KUALA LUMPUR, Sept 3 — Money Heist fans aren’t the only ones who will have a hard time bidding farewell to the final season of the hit Spanish crime drama series.
Alvaro Morte who plays The Professor said it was difficult saying goodbye to the cast and crew whom he has worked with for the past five years, often filming every day from Monday to Friday and the occasional weekend shoot.
“You always hear that the crew and entire team are like family but it’s true,” he told Malay Mail on Wednesday via Zoom.
Morte made a connection not only with his character who is the architect behind stealing billions of euros from the Royal Mint of Spain and Bank of Spain but with those working behind the scenes.
Admitting that he couldn’t stop the waterworks on the last day of filming, the Spanish actor said something beautiful happened on his final day on set.
“As you know in a production like this you have several units shooting at the same time.
“That last day I was shooting a scene, it was with the same team around me on the very first day so it was like coming full circle and it was very beautiful.
“You’ll see in the making of it, I couldn’t even talk, I was crying a river and was so emotional,” the 46-year-old said.
Initially a flop in Spain, Money Heist or La Casa de Papel found global success when it was picked up by Netflix.
The Madrid-set show follows a group of eight robbers who are recruited by the mysterious Professor to steal €2.4 billion from Spain’s Royal Mint.
Despite not tailoring the series to international tastes, its strong Spanish-identity and refreshing take on the heist genre made it a hit.
In the final season, the gang is shut in the Bank of Spain for over 100 hours and The Professor, who has been captured by Sierra, is seen without an escape plan for the first time.
Fans can expect more violence as the greatest heist in history is about to turn into a war with the presence of the army.
Followers of Money Heist will know by now that critics have called the series an allegory against capitalism, perhaps best demonstrated through the Italian resistance hymn Bella Ciao and Dali masks that have become a symbol of revolution.
“We get a lot of messages from all around the world from social media to people in football arenas and in concerts.
“When people want to fight against something they dress in red and wear a Dali mask,” Morte said.
Although the show’s creators didn’t set out to promote socio-political messages, Morte would be happy for audiences to discuss the multiple themes in Money Heist as part of the series’ legacy.
“We talk about many things in the show, not only capitalism but what if you had to raise a son that is not yours such as Denver and sexual identity in Manila’s case for example.

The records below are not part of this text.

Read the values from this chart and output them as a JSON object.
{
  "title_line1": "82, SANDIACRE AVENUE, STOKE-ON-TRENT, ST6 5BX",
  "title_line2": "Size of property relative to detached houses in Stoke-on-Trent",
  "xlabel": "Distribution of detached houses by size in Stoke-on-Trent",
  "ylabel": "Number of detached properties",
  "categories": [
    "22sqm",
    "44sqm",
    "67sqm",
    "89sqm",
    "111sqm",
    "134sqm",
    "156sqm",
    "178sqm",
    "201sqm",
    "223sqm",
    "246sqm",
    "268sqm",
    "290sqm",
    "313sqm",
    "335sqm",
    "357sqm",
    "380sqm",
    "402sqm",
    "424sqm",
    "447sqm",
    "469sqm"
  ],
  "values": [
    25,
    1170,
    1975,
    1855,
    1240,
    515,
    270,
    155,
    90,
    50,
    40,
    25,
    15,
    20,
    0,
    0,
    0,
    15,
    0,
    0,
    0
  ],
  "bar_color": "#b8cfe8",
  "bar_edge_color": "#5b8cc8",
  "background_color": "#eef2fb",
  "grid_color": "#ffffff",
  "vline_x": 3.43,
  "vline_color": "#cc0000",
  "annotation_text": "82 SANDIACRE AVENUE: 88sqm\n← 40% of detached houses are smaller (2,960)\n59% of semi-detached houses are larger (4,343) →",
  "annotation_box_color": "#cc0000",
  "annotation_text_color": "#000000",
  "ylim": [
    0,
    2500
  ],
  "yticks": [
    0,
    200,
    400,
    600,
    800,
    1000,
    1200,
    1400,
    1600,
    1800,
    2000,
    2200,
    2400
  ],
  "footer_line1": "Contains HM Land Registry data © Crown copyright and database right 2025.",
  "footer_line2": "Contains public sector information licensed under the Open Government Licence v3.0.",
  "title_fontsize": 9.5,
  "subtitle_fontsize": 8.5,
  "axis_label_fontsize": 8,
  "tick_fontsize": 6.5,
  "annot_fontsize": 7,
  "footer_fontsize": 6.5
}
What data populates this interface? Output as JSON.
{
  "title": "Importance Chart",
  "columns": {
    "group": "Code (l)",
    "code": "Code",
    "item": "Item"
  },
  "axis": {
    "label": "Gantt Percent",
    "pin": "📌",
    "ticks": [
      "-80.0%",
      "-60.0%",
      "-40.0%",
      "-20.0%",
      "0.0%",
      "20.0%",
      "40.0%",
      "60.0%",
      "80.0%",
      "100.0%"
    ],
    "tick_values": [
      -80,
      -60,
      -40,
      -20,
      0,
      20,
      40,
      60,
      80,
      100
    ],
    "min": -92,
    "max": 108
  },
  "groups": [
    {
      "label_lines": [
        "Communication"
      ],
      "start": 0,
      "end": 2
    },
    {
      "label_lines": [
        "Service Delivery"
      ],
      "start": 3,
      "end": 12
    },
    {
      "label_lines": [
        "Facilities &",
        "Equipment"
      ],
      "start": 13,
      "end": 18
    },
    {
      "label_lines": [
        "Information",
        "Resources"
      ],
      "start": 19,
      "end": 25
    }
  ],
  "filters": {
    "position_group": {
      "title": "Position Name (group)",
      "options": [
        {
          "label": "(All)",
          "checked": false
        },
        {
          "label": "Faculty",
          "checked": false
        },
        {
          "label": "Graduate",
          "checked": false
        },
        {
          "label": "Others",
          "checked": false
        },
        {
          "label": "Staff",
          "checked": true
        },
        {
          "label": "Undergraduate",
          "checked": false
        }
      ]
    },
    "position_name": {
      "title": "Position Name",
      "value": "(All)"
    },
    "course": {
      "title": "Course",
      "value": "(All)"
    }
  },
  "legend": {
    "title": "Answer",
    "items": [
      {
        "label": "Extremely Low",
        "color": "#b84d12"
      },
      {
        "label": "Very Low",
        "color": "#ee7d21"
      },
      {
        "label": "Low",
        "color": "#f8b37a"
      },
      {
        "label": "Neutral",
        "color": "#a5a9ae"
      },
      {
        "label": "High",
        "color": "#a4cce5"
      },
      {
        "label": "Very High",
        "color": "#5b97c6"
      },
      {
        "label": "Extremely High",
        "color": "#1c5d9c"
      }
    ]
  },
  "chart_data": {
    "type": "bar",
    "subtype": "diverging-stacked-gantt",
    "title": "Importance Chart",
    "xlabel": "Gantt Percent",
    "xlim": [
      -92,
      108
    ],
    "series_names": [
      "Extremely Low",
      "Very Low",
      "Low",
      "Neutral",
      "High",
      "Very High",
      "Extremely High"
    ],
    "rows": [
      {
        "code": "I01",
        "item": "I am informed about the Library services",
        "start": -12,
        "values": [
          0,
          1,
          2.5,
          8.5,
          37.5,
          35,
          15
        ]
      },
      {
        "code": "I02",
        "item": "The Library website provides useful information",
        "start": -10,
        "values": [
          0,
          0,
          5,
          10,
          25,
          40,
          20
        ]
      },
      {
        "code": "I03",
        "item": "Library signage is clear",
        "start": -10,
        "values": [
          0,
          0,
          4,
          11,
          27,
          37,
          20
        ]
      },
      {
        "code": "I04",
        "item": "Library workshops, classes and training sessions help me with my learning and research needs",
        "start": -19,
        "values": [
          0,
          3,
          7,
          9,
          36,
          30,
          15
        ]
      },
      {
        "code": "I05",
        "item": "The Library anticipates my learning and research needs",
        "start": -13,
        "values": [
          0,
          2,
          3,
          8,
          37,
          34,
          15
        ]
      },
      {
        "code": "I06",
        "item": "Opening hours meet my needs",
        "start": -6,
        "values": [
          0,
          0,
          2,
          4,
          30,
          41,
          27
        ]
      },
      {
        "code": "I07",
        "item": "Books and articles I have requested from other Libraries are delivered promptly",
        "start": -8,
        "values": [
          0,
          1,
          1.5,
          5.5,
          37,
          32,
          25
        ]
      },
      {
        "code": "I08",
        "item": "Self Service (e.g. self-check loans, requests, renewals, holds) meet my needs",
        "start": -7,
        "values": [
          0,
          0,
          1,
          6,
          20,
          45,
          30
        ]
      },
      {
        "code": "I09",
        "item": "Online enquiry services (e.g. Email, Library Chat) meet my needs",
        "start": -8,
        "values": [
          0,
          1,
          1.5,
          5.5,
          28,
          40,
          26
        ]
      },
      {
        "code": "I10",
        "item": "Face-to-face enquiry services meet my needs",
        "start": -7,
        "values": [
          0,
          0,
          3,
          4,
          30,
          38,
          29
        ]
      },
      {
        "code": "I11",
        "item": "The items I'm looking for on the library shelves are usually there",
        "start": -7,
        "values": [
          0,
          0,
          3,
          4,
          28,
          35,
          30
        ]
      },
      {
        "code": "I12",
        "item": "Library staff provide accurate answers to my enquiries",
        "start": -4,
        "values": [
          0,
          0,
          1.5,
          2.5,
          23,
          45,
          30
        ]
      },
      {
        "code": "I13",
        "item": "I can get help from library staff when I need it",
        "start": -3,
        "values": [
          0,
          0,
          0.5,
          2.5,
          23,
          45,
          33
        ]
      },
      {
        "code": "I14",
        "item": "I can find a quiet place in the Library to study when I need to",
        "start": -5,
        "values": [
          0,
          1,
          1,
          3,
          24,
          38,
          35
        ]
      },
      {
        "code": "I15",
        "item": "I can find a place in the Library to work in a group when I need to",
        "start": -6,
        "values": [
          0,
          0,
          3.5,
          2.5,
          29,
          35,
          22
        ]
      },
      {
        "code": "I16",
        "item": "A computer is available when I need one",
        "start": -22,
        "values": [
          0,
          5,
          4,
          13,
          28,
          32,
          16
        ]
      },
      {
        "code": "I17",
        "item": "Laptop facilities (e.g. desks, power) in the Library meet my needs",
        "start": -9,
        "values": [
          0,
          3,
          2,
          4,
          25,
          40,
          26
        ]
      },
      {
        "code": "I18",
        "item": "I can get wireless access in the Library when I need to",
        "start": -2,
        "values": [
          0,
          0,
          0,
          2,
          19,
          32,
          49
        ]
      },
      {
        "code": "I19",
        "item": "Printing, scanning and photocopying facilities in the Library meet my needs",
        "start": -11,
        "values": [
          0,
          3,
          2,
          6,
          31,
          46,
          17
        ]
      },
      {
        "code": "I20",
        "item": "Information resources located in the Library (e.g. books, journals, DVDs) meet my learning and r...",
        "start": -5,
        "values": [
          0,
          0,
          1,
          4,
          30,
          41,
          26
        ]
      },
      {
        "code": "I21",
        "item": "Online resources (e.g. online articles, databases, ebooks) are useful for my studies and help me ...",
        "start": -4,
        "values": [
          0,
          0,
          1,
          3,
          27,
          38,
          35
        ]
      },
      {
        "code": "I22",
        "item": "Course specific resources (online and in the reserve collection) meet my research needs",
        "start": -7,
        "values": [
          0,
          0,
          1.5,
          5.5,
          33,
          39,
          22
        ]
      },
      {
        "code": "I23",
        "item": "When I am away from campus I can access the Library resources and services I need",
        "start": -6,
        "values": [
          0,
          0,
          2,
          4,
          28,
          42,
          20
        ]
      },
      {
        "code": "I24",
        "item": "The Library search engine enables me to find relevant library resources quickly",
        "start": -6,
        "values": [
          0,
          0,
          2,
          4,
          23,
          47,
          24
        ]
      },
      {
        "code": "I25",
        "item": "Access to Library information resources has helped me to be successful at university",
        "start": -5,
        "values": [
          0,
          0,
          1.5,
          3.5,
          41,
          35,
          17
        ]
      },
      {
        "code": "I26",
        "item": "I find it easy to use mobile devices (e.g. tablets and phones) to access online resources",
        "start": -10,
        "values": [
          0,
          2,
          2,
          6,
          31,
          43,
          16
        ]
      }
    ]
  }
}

“I would be happy enough with just one person in the world who begins to be a little bit more open-minded in one of those senses,” he said.
Commenting on the now-iconic red overalls and caricature mask, Ursula Corbero who plays Tokyo in the show recalls going to Madrid’s Plaza de la Puerto del Sol and seeing countless people clad in the costume.
The 32-year-old Spanish actress couldn’t escape it even while filming Snake Eyes in Vancouver.
“I did not know there were so many Money Heist viewers in Canada.
“It was Halloween, I went out and 30 per cent of the people were wearing the Money Heist costume with the Dali mask and even Tokyo’s wig so it was quite amazing,” she told Malay Mail.
The costume’s significance outside of the show is something that often pops up in a group chat Corbero and her co-stars are in.
“It has become a symbol of resistance and it has been seen in demonstrations and even in football stadiums, so it has gotten to a point where it’s no longer just a costume but a symbol for something else,” she said.
Money Heist Part 5: Volume 1 begins streaming today on Netflix and Part 5: Volume 2 will be available on December 3, 2021.